Picpus, le cimetière des ci-devant

La géographie parisienne réserve bien des surprises. La longue voie qui borde le sud du cimetière royaliste de Picpus à Paris n’est autre que la rue Santerre, du nom du commandant de la garde nationale durant la Révolution française. Antoine-Joseph Santerre (1752-1809), brasseur du faubourg Saint-Antoine, fut l’un des plus actifs participants de la prise de la Bastille avant de devenir un personnage essentiel des sections parisiennes. Adulé par les sans-culottes, il devint sans peine commandant de la garde nationale, poste qui lui permit de comploter en toute quiétude tout en spéculant sur les biens nationaux. Ayant réclamé un commandement de volontaires pour la Vendée, notre homme s’y montra pitoyable et rentra bien vite en son quartier (Victor Hugo évoque, avec une coupable indulgence, les bataillons de Santerre au début de son roman Quatre-vingt-treize). Lié aux déplorables Hébertistes, il fut logiquement expédié en prison au moment de la liquidation de cette clique et, comme de juste, c’est aux Thermidoriens que cette imposture révolutionnaire dut sa libération. Cette brève relation de sa vie montre assez quel jean-foutre fut le médiocre Santerre. Allez savoir quelle lubie frappa le conseil municipal du 12e arrondissement qui baptisa cette voie…
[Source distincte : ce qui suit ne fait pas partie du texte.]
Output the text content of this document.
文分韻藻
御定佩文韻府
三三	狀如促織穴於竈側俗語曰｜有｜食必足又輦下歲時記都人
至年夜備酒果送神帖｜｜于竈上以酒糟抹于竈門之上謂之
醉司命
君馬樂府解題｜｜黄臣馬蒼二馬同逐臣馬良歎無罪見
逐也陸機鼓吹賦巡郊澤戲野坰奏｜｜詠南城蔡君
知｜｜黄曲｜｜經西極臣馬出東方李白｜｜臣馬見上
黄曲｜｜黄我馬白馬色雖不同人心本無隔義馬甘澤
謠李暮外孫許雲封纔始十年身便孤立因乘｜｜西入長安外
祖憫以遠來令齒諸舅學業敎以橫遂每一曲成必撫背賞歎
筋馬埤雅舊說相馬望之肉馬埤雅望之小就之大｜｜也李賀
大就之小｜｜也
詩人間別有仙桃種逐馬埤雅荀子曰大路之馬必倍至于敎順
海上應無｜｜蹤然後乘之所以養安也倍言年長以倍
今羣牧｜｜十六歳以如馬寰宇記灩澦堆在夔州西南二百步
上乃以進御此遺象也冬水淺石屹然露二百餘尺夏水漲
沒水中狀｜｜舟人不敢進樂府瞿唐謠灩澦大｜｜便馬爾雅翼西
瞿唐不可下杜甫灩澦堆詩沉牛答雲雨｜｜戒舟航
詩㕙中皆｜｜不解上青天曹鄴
Quoi qu’il en soit, il est toujours plaisant de constater que la rue Santerre borde le fameux cimetière de Picpus, l’un des deux seuls cimetières privés de la ville de Paris. Pour deux euros – somme un peu élevée, mais après tout c’est un territoire royaliste et catholique – on peut visiter les lieux l’après-midi. Derrière la chapelle qui commémore le souvenir des "martyrs", un sympathique jardin, bien entretenu, s’étend tout en longueur sur quelques centaines de mètres. C’est au fond de ce jardin que se situe le cimetière à proprement parler, non loin des deux fosses communes dans lesquelles furent jetés les corps des 1300 personnes exécutées entre la mi-juin et le 27 juillet 1794, lorsque la guillotine fonctionnait sur la place du Trône renversé (actuelle place de la Nation). Seuls les descendants de guillotinés ont normalement droit d’y être inhumés. Dans les faits, bien que plus de la moitié des "martyrs" appartienne au peuple, les noms à particules règnent en maîtres dans le cimetière. Rien ne change.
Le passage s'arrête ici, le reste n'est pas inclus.